Slab City however is a relatively new addition to the desert landscape, and represents a bunch of alternative lifestyle seekers who landed there gaggle of RVs about an hour west of Palm Springs & called it home and the Slab has expanded and contracted ever since seasonally, it’s population with a barrage of reasons to be “off the grid” literally, no pylons here. Many senior residents, simply take up domicile status to stretch their retirement kitty & are happy to rely on solar and wind energy to heat their beans and wash their bodies (The beans play no role in the exfoliation process)
Niland is the nearest place which represents “conventional” societal structure & the convenience store which sits on the cross sectional turning before one ambles due west to Slab Cities boundary. Vital supplies are secured for a reasonable fee such as twinkie rolls & enough yellow American Spirits just in case. Essential pre-slab city viewing is the Vice documentary, which has about 5 years old now under its belt of existence and documents various inhabitants, including a bloke with an odd affection for Rattlesnakes & other total lunatics. Unsurprisingly it concludes, inconclusively shedding light on one inhabitants quest for some Crystal Meth by the veil of darkness using the Vice presenter’s car & that’s about it. It certainly doesn’t replace the need for a first hand experience as Slab city seems all about learning through experience, as the suggestion to also come loaded with a case of beer proves an oversight (but it was nice to be able to drink Rolling Rock again).
The gang of Slabbers I encountered at the foot of Salvation Mountain didn’t drink. They weren’t Christians, Muslim or Jews just Slabbers who saw Marijuana as the holy grail, and understood the concept of the Bud-being-wiser. Enjoying the upside of legalisation, Salvation Mountain is a wonderfully odd site to behold especially as the golden hour emanates it’s golden rays upon everything in its path, as if God, for an hour wants everything’s beauty to be at the forefront, allowing us to bask in the delight of sheer existence…..or It was the Alien OG and my 6th Rolling Rock providing a divine intervention.
Salvation mountain as illustrated by our golden hour snaps is an ode to John 3:16 using a fair amount of Latex paint, what else would survive the elements and thrive? This quote is a pretty favoured bible exert as if you flip an “In n” Burger” cup you’ll fine John 3:16 written and sitting quietly on the underside, so next time you enjoy one of the west coasts favoured burger joint, remember you are eating the body of Christ, Transubstantiation along with animal style fries is always on the menu whether you like it or not.
This holy mound is really the gateway to the rest of Slab City and it’s visual free-for-all landscape, which has proven a suitably apocalyptic backdrop for a host of film and televisual needs (have a google). The rest of the former Military base is divided into areas such as East Jesus & The Range, East Jesus being the centre of artistic installations & abandoned small aircrafts. As night emerged suddenly, & despite warnings from the outside world to avoid “The Slab” at night, It was a largely pleasant experience following the road to the end of “The Range” & having what was presented as chilli and beans in the local bar.
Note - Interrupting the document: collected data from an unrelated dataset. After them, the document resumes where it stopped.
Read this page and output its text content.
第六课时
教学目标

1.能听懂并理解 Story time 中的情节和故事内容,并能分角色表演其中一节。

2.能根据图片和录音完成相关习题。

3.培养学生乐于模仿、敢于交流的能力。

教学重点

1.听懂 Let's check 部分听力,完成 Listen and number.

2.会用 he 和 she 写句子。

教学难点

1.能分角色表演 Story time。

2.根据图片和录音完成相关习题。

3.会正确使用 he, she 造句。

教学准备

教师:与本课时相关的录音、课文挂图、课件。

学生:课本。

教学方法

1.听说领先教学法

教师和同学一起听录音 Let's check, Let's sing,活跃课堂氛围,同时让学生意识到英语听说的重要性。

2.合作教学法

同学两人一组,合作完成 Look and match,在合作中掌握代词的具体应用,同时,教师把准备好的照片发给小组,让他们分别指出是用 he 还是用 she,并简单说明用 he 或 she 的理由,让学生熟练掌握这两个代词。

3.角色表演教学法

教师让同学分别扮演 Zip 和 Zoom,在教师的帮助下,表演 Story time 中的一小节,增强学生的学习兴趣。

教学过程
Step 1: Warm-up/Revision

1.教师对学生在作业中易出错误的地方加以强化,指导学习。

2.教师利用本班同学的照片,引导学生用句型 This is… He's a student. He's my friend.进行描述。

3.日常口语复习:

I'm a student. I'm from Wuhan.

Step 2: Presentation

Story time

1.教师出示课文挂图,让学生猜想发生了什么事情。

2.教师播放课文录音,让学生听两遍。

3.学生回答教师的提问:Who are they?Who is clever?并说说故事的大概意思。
This way of existing “Off the Grid” & relying on Solar power may not be for most of us, but 4G reception was pretty ace & all the inhabitants I met had more moral fibre than the average heathen in the street, a salient example being that many visitors who have left possessions etc cameras have had them returned to them (somehow) at the expense of inhabitants. Many communities don’t have a unified idea of respect, preservation and sanctity, however Slab City ethos & its citizens commitment to this approach should be lauded & visited in moderation by us non-Slabbers.